Önce Selam Sonra Kelam Dusturuyla S.A. Peygamber efendimiz Hz.Aise Annemizle kucuk Yasta Evlendigi Dogrudur fakat arab kizlari arabistanin havasindan dolayi çabuk buyuyorlar bizim 17,18 yasimizdaki kizlar onlarin 10,11 yaslarindaki kizlari mukabil geliyor..Peygamber Efendimizin sadece Hz.Hatice Annemizi severek evlenmis diger annelerimiz ile ise kadinlarin ozel durumlarda neler yapmasi gerektigini ogretmek icin evlenmistir.........A.E.O.
Peygamber Efendimizin (S.A.V.) yaptiGi hiçbir seyde yanlislik yoktur......
Bunu kimse yarGilayamaz, Süphe edemez.
Akli basinda olan kimse bunu sorgulamayi aklina bile getirmez. Yaratilma sebebi, Cennetler müjdecisi, Güzel ahlak sultani Muhammed Mustafayi bi yanlislikla, ahlaksizlikla yargilayamaz ;D
Evliliklerinde Allah C.C. ün emri ve islam savasinin gerekleri gizlidir...
A.E.O. S.A.
Öncelikle Hz. ÂISE (r.a.) Annemizi Tanıyalım Ne Dersiniz ?
Hz. ÂISE (r.a.)
Allah Resulü Hz. Muhammed (s.a.s.)'e ilk iman eden onun en sadik arkadasi Hz. Ebu Bekr es-Siddîk'in kizi ve Hz. Peygamber'in zevcesi. Hicret'ten dokuz veya on sene önce Mekke-i Mükerreme'de dogdu. Annesi Ümmi Rûmân binti Âmir ibn Umeyr'dir. Hz. Âise çok küçük yasta müslüman olmustur.
Resulullah, ilk zevcesi Hatîcetü'lKübrâ hayatta iken baska bir kadinla evlenmemisti. Onun vefatindan sonra bir süre daha evlenmedi. Resulullah, Hatice (r.a.)'in ölümüne çok üzüldü. Osman ibn Maz'un'un hanimi Havle binti Hakim, Resulullah'a gelerek Ebu Bekr es-Siddîk'in kizi Âise ile evlenmesini teklif etti. Sonra da Resulullah adina Ebu Bekr'e giderek kizi Âise'yi istedi.
Hz. Âise'nin Resulullah'a nikâhlanmasi Hicret'ten iki veya üç sene önce oldu. Kaynaklar, bu nikâhlanma sirasinda Hz. Âise'nin yasinin küçük oldugunu kaydetmektedir.
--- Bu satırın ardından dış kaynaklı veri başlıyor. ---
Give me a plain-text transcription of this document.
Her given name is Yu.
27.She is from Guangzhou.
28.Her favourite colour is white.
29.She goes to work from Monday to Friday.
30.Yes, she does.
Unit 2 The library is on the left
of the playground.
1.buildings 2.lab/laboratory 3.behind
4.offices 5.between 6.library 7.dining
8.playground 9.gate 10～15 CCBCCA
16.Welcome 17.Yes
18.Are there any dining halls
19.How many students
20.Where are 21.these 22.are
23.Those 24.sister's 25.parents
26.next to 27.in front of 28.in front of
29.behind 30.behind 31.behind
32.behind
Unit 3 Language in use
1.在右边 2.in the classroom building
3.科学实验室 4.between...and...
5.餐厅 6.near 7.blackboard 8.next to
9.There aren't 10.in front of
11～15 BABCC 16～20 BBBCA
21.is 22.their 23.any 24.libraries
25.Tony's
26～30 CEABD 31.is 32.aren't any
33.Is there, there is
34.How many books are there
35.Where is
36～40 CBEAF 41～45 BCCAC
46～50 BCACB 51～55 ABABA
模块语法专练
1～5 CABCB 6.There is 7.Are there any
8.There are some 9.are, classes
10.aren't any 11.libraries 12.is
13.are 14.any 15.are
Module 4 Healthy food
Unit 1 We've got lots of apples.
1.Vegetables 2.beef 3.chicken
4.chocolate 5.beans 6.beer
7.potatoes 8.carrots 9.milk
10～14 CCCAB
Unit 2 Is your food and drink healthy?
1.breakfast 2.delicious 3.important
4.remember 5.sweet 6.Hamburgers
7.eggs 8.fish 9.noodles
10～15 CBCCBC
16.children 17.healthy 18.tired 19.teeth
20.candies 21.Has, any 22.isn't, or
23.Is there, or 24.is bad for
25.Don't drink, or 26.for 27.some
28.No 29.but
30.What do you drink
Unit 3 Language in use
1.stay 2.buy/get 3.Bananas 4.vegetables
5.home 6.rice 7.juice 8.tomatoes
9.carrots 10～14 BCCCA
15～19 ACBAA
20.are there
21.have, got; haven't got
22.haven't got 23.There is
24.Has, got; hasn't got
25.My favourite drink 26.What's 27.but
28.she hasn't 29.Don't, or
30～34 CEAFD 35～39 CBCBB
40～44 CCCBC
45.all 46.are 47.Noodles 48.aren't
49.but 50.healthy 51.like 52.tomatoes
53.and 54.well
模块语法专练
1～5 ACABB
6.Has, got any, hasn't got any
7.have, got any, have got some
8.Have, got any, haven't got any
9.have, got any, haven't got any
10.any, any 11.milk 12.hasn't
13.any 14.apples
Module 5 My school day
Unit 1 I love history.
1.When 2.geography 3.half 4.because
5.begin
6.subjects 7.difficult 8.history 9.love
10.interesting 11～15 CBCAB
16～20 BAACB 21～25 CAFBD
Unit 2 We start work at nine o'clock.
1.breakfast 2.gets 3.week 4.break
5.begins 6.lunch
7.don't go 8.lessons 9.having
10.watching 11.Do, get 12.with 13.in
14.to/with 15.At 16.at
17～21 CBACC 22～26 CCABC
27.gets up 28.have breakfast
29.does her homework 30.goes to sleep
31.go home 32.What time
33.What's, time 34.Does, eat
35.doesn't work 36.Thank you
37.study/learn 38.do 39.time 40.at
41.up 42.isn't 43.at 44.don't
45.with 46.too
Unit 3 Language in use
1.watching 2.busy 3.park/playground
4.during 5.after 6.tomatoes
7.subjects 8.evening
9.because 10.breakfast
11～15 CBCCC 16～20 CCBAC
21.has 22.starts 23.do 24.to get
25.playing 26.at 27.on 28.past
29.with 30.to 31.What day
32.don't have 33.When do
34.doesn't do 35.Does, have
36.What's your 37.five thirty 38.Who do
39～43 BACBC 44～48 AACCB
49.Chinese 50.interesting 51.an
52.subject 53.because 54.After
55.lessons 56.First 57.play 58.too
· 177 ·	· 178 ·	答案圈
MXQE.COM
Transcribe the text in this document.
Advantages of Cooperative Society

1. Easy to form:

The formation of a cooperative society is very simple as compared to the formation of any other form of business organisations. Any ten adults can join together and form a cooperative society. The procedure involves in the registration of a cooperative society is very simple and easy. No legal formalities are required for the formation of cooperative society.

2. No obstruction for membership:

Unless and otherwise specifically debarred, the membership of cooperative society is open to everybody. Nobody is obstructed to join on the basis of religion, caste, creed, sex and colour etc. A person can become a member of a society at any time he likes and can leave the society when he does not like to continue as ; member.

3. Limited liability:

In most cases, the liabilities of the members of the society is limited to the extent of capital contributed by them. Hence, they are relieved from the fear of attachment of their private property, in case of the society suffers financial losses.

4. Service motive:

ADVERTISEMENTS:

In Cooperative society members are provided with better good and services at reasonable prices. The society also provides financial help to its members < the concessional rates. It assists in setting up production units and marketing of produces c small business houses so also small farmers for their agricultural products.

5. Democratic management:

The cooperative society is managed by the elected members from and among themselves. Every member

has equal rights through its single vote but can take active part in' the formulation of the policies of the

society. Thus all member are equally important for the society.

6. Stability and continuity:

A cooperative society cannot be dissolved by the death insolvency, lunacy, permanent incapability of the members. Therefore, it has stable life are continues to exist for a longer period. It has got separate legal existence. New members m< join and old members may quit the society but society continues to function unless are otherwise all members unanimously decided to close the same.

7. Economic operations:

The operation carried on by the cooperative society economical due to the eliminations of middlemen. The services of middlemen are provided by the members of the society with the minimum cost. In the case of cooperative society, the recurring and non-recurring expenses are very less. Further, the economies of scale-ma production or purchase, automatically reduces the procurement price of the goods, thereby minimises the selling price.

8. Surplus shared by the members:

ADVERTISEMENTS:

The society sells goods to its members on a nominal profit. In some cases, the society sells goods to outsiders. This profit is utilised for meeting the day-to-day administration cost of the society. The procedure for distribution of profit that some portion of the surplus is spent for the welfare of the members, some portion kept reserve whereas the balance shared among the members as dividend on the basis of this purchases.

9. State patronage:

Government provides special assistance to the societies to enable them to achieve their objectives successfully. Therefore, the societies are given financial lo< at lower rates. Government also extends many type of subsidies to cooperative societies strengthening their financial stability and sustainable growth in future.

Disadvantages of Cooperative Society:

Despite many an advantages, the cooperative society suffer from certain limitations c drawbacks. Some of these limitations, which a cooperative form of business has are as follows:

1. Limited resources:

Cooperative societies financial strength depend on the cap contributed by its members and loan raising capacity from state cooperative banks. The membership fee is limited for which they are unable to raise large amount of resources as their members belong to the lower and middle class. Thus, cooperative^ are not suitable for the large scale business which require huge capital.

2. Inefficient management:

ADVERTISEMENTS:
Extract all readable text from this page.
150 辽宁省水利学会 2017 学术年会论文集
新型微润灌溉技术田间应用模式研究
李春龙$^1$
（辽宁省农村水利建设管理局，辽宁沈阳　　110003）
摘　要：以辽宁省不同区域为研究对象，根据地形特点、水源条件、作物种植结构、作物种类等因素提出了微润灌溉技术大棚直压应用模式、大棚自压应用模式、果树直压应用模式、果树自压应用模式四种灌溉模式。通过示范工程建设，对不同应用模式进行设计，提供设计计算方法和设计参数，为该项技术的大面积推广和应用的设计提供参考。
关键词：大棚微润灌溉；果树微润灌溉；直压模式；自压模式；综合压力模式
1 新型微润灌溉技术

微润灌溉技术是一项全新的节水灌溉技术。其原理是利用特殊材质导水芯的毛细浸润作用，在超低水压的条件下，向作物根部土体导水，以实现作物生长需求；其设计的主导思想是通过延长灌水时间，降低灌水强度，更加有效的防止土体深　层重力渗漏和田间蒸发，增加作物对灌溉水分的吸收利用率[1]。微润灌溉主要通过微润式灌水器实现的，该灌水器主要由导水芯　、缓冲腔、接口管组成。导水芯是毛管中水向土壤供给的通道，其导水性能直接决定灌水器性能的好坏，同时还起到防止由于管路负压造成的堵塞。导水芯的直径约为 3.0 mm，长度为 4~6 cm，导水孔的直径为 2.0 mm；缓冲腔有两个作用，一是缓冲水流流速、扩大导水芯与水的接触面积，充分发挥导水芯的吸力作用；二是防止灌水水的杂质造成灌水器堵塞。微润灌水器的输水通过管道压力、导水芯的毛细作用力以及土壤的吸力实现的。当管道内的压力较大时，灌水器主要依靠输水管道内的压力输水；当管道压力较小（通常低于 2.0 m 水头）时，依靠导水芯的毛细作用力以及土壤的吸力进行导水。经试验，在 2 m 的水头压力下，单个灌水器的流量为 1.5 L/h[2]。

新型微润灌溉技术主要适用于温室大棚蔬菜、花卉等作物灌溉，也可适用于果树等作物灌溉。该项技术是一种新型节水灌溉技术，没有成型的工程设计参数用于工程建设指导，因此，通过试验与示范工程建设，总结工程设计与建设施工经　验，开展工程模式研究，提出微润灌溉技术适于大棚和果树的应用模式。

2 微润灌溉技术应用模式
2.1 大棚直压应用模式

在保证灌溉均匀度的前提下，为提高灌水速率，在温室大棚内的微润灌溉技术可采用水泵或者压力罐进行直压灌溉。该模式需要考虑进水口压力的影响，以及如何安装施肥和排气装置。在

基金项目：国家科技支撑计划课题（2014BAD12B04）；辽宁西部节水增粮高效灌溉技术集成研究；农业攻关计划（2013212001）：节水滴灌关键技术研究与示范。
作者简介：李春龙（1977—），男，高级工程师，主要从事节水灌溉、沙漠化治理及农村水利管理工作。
Nikâhin kiyilmasindan iki yil kadar zaman geçtikten sonra zifâf vukû bulmustur. Hz. Âise'nin o zaman dokuz veya on bir yasinda oldugu rivayet edilmektedir. Bu rivayetleri bazi tarihçiler cerhetmekte ve Âise validemizin evlendikleri zaman daha büyük oldugunu ileri sürmektedirler. Âise validemizden rivayet edilen bir hadiste, Hz. Cebrâil Âise'nin resmini ipek bir hirka içinde Resulullah'a getirmis ve "Bu, senin dünya ve ahirette zevcendir." demisti. Hz. Peygamber (s.a.s.)'in bâkire olarak nikâhladiklari tek zevcesi vâlidemiz Hz. Âise'dir. Resulullah onu çok severdi. Ona 'Hümeyra' lâkabini vermis ve: "Dininizin yarisini bu Hümeyra'dan aliniz" buyurmuslardir. Hazret-i Âise, Medine'de Peygamberimizin muharebelerine katildi ve diger sahâbe hanimlari gibi harpte yaralilarin tedavisiyle bizzat mesgul oldu. Uhud gazâsinda sirtinda su ve yiyecek tasiyip yardim için Peygamber Efendimizin hep yaninda kalmisti. Hatta, peygamberimizin Uhud'da müsriklerin taslariyla yaralanan mübarek yüzlerine, hasir yakip, külünü basarak kanlarinin durmasini saglamisti. Hz. Âise bir ara Uhud'da kiliçla cepheye gitmek istemisse de, Resulullah buna müsaade etmemistir.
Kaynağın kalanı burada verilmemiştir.